Writing about supernatural creatures and events has its own peculiar challenges. Beginning writers know that the biggest hurdle is trying to inject humanity into those creatures, and that’s where they almost always go wrong. Humanity cannot be injected into or imposed upon characters; it has to spring organically. The reader has to see it, feel it, and know it. Having read much of Alex Jeffers’s previous work, I knew that wouldn’t be a problem for him. That Door is a Mischief may have one foot planted in Fairyland, but it has a very human heart.
Liam Shea is a fairy–the kind with golden eyes, green blood, dragonfly wings, and an adverse reaction to iron. Gay? Well, he might be that as well. His dads, now split up, definitely are. Through an episodic series of linked short stories, we follow Liam from childhood to adolescence to what might or might not be death as he finds love and family and walks between fairyland and our world.
The first three installments: “The Wild Fairy,” “The Ordinary Boy,” and “His Dads” lay the foundation by exploring Liam’s origins (a baby who died during birth but was switched out with a fairy changeling) and his difficult adolescence due to any number of differences distinguishing him from his friends. One might assume the book continues to be an interesting exercise into fantasy. With “The Changeling,” however, another far darker dimension opens up. Liam’s fairy puberty results in a type of pon farr, and his sexual awakening turns both polyamorous (he mates with both a male and a female human who have been turned out of the fairy world for some transgressions) and violent as the male dies and his body deposited through the doorway into fairyland.

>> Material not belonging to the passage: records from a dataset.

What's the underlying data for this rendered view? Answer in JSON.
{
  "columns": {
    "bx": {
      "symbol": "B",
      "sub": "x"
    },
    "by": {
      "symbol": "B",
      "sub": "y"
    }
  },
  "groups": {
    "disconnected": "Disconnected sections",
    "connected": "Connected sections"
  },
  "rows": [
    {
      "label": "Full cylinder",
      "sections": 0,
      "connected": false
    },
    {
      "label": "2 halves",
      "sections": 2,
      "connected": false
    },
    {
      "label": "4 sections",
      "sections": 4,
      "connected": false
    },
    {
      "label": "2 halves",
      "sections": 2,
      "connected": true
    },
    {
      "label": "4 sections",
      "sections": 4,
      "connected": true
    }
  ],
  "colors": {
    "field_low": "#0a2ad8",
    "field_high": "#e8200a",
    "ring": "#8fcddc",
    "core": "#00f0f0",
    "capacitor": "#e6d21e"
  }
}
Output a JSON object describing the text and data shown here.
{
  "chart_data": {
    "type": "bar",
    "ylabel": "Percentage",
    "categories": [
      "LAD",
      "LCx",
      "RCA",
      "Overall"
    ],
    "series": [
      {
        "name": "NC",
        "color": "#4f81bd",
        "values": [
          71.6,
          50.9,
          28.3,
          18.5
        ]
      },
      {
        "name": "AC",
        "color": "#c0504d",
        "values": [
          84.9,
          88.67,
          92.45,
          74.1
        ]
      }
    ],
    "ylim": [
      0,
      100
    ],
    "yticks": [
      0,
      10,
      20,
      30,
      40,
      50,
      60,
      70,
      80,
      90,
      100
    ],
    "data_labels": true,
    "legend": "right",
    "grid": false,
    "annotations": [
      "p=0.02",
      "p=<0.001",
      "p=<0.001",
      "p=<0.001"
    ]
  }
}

From here on out, Liam straddles the border between his world and ours. Along the way, he falls in love, marries, divorces and remarries a man who bullied him as a boy, finds himself a pornographer as well as a gardener, takes care of foundlings society has washed up on their doorstep, and becomes a frequent visitor to the other land, which seems to repel him as much as attract him. I tried to pull a paragraph or two from the sections describing these lands but found they required context for their power. That said, Jeffers has a remarkable talent for setting that otherworldly scene. His prose is literary yet accessible and not pedantic.

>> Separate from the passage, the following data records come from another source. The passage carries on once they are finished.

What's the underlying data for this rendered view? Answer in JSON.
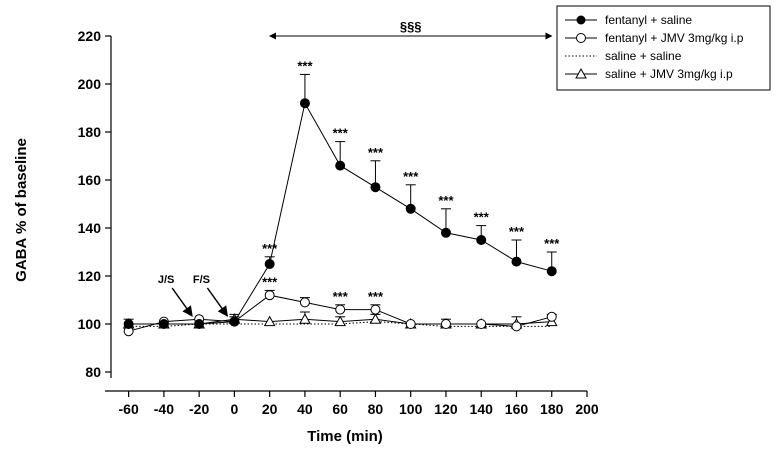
{
  "chart_data": {
    "type": "line",
    "xlabel": "Time (min)",
    "ylabel": "GABA % of baseline",
    "xlim": [
      -70,
      200
    ],
    "ylim": [
      80,
      220
    ],
    "xticks": [
      -60,
      -40,
      -20,
      0,
      20,
      40,
      60,
      80,
      100,
      120,
      140,
      160,
      180,
      200
    ],
    "yticks": [
      80,
      100,
      120,
      140,
      160,
      180,
      200,
      220
    ],
    "x": [
      -60,
      -40,
      -20,
      0,
      20,
      40,
      60,
      80,
      100,
      120,
      140,
      160,
      180
    ],
    "grid": false,
    "legend_position": "top-right",
    "series": [
      {
        "name": "fentanyl + saline",
        "marker": "filled-circle",
        "line": "solid",
        "values": [
          100,
          100,
          100,
          101,
          125,
          192,
          166,
          157,
          148,
          138,
          135,
          126,
          122
        ],
        "errors": [
          0,
          0,
          0,
          2,
          3,
          12,
          10,
          11,
          10,
          10,
          6,
          9,
          8
        ]
      },
      {
        "name": "fentanyl + JMV 3mg/kg i.p",
        "marker": "open-circle",
        "line": "solid",
        "values": [
          97,
          101,
          102,
          101,
          112,
          109,
          106,
          106,
          100,
          100,
          100,
          99,
          103
        ],
        "errors": [
          0,
          0,
          0,
          0,
          2,
          2,
          2,
          2,
          0,
          0,
          0,
          0,
          0
        ]
      },
      {
        "name": "saline + saline",
        "marker": "none",
        "line": "dotted",
        "values": [
          99,
          99,
          100,
          100,
          100,
          100,
          100,
          101,
          100,
          99,
          99,
          99,
          99
        ],
        "errors": [
          0,
          0,
          0,
          0,
          0,
          0,
          0,
          0,
          0,
          0,
          0,
          0,
          0
        ]
      },
      {
        "name": "saline + JMV 3mg/kg i.p",
        "marker": "open-triangle",
        "line": "solid",
        "values": [
          100,
          100,
          100,
          102,
          101,
          102,
          101,
          102,
          100,
          100,
          100,
          100,
          101
        ],
        "errors": [
          2,
          0,
          0,
          2,
          0,
          3,
          2,
          2,
          0,
          2,
          0,
          3,
          3
        ]
      }
    ],
    "significance": [
      {
        "series": 0,
        "x": 20,
        "label": "***"
      },
      {
        "series": 0,
        "x": 40,
        "label": "***"
      },
      {
        "series": 0,
        "x": 60,
        "label": "***"
      },
      {
        "series": 0,
        "x": 80,
        "label": "***"
      },
      {
        "series": 0,
        "x": 100,
        "label": "***"
      },
      {
        "series": 0,
        "x": 120,
        "label": "***"
      },
      {
        "series": 0,
        "x": 140,
        "label": "***"
      },
      {
        "series": 0,
        "x": 160,
        "label": "***"
      },
      {
        "series": 0,
        "x": 180,
        "label": "***"
      },
      {
        "series": 1,
        "x": 20,
        "label": "***"
      },
      {
        "series": 1,
        "x": 60,
        "label": "***"
      },
      {
        "series": 1,
        "x": 80,
        "label": "***"
      }
    ],
    "bracket": {
      "label": "§§§",
      "from": 20,
      "to": 180
    },
    "injection_arrows": [
      {
        "label": "J/S",
        "x": -20,
        "y": 100
      },
      {
        "label": "F/S",
        "x": 0,
        "y": 100
      }
    ]
  }
}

More importantly, his characters never become caricatures. They never lose their essential human qualities, so they never seem less than universal. And he never loses sight of his characters. In the last installment, “His Husband,” the number of offspring by marriage and/or relationships threatens to overwhelm, but Jeffers reins it back just in time, delivering a finale as dramatic as it is satisfying. That Door is a Mischief is a remarkable read full of magic, wonder, and terrible beauty. Highly recommended.